Platform awareness remains alarmingly thin. Only three platforms, Kuku TV at 78 per cent, Story TV at 46 per cent and Quick TV at 28 per cent, have crossed the 20 per cent awareness threshold. The rest languish in single digits. This creates a trust deficit that directly throttles monetisation: viewers who cannot remember which app they used are hardly primed to enter their payment details.
Yet the appetite is clearly there. Sixty-five per cent of viewers watch only Indian content, drawn by the TV-serial familiarity of the storytelling, the comfort of Hindi as a shared language and the sight of actors they half-recognise from decades of television. South languages are rising fast: Tamil, Telugu and Kannada together account for 24 per cent of first-choice viewing. And AI-generated content, still a novelty, has landed better than expected: 47 per cent of viewers call it creative and unique, with only 6 per cent actively rejecting it.

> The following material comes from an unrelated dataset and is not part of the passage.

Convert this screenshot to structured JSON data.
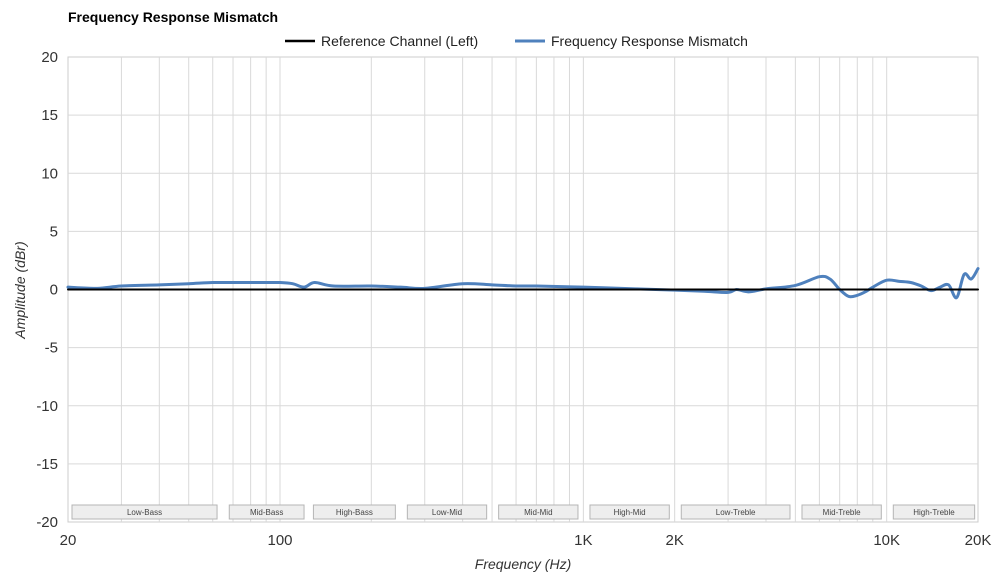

Shweta Bajpai, director, media and entertainment (India) at Meta, called micro drama “a category that is rewriting the rules of Indian entertainment,” adding that the discovery engine being social distinguishes this wave from previous content formats. Shailesh Kapoor, founder and chief executive of Ormax Media, was characteristically measured: the format, he said, is showing “the early signs of becoming a distinct content category” and, given how closely it aligns with natural mobile behaviour, “has the potential to scale very quickly.”
The format’s fundamental mechanics are working. It enters lives quietly, through boredom and a scrolling thumb, and burrows in through incompletion and habit. The challenge now is monetisation: converting a category of highly engaged but deeply anonymous viewers into paying customers who trust the platform enough to hand over their UPI credentials. The story, as any micro-drama writer knows, is only as good as the next cliffhanger. India’s platforms had better have one ready.